Linda Terlouw: About three years ago when I was still working at Ordina, I wrote an article with two colleagues about service identification. One of my former colleagues who, by the way, is Art Ligthart - the program chair of the SOA & Cloud Symposium. In this article, we talked about 10 different ways of finding services. Some of the examples of these techniques are business process decomposition, basing your services on the business object model, or finding service based on business goals. In the paper, we looked at these different approaches and their benefits and drawbacks. Also, we described a number of pitfalls for service identification in general. Our intention was to write a position paper on these different methods. It was mainly a first step for looking deeper in these approaches. The article was not so much describing all these approaches with a large amount of detail; it was more of an easy to read paper for someone who is just looking into the overview of these approaches.

SOA Magazine: What other articles have you written?

Linda Terlouw: I've written quite a few articles. Most of these articles focus on the topic of business modeling, enterprise architecture, and SOA. My most recent article is a scientific article of me and my promoter, Dr. Jan Dietz. It's an enterprise modeling and information system architecture journal. This article focuses on the comparison of different methodologies for service orientation. Another recent paper I wrote was published in the scientific conference. This article describes the result of the case study conducted at the Port of Rotterdam.

SOA Magazine: I know that you were also involved with the Prentice Hall Service Oriented Computing Series. Which books were you involved with and how?

Linda Terlouw: I was involved with two books: SOA Design Patterns and Web Service Contract Design and Versioning book. For both books, I have been involved as a reviewer. Thomas Erl sent me an early manuscript and asked me to look at it to provide feedback on each of the books.

SOA Magazine: Are you currently writing any books or articles that we can look forward in reading in the future?
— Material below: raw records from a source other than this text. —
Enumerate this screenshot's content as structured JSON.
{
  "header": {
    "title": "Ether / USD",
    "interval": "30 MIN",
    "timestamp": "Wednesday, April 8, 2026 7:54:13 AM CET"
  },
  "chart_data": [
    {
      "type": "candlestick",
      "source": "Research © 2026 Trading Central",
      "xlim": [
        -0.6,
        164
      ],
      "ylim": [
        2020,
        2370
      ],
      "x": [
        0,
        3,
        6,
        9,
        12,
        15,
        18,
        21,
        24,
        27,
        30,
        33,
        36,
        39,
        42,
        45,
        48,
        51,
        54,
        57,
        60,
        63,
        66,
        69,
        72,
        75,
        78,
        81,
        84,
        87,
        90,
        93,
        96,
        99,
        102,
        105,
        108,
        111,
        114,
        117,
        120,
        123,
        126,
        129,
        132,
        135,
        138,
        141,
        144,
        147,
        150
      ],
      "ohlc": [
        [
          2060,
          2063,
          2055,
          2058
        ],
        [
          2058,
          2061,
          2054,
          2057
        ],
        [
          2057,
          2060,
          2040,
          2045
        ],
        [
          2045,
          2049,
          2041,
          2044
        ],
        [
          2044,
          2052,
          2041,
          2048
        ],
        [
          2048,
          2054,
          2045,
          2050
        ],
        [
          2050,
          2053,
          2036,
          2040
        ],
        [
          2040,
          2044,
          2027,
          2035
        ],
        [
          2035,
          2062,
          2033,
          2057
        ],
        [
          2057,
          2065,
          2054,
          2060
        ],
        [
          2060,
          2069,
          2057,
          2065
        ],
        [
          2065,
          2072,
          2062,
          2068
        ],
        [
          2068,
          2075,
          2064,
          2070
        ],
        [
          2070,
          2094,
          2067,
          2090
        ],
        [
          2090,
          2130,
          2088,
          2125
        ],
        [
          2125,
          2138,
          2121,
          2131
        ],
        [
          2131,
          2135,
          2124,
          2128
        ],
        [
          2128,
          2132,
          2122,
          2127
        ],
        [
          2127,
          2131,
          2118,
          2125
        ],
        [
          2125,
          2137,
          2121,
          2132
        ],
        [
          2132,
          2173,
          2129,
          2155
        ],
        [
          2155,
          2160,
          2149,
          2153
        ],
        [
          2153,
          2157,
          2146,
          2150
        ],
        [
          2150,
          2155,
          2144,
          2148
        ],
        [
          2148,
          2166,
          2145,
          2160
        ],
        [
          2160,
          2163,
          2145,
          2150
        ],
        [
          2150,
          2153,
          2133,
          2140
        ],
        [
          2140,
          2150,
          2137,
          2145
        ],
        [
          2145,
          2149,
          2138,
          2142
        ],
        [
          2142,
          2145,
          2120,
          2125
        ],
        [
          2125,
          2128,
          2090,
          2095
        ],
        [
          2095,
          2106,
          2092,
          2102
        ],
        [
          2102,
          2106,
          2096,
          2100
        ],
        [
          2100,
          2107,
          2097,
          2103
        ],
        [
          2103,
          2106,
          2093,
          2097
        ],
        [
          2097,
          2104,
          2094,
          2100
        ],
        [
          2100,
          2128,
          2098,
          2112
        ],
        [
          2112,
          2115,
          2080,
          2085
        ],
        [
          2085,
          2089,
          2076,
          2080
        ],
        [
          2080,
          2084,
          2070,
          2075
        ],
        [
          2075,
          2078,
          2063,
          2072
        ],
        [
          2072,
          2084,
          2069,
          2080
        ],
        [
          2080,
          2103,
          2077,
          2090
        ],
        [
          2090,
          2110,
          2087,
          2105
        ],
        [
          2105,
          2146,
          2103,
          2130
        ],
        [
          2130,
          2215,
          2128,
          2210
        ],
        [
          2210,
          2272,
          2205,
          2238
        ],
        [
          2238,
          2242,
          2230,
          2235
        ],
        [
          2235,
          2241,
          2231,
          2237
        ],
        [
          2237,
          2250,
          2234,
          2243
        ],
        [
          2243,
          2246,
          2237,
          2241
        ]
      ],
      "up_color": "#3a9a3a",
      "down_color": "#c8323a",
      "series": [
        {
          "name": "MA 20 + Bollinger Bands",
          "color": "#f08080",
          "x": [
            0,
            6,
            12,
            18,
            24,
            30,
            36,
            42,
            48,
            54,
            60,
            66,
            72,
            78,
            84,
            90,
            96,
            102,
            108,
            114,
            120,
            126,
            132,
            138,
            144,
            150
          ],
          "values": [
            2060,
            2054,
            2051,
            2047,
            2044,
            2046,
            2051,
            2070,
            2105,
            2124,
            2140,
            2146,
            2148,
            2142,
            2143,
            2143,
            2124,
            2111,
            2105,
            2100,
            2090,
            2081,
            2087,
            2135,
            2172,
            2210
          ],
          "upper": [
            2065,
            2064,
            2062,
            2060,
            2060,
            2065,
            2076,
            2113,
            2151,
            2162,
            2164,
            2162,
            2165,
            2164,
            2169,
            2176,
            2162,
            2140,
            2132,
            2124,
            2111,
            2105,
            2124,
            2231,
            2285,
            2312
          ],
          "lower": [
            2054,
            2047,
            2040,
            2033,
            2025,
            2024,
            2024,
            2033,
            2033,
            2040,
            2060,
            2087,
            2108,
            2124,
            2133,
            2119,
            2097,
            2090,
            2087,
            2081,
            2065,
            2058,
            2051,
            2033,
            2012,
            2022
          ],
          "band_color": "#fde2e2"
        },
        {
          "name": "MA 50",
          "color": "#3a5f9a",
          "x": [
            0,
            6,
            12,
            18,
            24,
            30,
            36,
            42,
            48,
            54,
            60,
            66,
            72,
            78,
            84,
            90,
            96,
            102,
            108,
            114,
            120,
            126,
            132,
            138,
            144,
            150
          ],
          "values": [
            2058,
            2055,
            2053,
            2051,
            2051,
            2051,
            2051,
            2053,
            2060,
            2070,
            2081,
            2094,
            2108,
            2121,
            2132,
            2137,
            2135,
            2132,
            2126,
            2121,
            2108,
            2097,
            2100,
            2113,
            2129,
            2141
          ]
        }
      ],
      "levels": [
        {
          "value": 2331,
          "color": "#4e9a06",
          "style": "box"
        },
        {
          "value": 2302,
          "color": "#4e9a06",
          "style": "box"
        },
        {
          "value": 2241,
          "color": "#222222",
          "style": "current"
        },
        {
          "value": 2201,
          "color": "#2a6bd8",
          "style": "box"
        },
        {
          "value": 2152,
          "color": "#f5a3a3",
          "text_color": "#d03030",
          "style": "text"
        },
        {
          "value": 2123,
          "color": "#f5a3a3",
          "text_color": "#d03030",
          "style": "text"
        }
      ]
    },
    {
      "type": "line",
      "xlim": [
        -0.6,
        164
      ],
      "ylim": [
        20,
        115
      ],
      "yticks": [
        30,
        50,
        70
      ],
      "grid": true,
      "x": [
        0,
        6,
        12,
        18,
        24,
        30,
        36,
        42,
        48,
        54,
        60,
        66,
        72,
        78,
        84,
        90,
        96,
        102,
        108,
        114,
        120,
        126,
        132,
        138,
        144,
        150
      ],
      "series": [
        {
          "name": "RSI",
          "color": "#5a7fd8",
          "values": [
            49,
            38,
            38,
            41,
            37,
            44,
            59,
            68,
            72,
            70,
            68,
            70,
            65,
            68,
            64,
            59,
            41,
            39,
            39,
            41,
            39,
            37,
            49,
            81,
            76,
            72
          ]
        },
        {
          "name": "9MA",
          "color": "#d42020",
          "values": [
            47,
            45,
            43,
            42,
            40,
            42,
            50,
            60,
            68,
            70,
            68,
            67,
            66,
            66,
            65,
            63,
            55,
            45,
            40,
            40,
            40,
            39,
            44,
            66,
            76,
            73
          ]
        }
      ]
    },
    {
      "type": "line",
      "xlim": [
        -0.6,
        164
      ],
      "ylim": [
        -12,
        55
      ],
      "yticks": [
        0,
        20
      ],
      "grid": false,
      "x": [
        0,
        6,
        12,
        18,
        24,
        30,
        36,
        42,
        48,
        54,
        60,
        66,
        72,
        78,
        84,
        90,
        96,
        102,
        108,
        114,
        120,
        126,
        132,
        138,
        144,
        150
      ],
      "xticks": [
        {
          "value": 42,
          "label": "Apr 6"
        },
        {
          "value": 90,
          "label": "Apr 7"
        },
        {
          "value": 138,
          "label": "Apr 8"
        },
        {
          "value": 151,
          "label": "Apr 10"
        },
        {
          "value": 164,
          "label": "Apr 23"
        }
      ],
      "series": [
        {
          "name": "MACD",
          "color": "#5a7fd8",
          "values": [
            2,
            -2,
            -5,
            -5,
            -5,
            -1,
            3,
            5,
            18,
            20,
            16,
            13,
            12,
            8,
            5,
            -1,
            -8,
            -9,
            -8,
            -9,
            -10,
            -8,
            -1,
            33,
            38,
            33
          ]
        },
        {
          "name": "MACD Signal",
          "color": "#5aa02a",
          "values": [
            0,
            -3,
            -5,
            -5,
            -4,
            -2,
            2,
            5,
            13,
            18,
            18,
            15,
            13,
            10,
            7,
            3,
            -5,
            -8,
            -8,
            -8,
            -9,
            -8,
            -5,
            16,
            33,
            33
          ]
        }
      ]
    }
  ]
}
Linda Terlouw: I would like to finish my PhD next year. So, I am doing a lot of dissertations and writing at the moment. I am also focusing on scientific publications. Moreover, I'm focusing on article about services specification, which is a scientific article. After I finish my PhD, I'd like to spend more time on writing books intended for practitioners. So, I am looking on maybe co-authoring some books in the Prentice Hall Series or in the Enterprise Engineering Series.

SOA Magazine: Thank you Linda for joining us today. We'll be looking forward to your presentation and participation at this year's SOA & Cloud Symposium in Berlin.

Linda Terlouw: Thank you. I enjoyed this interview.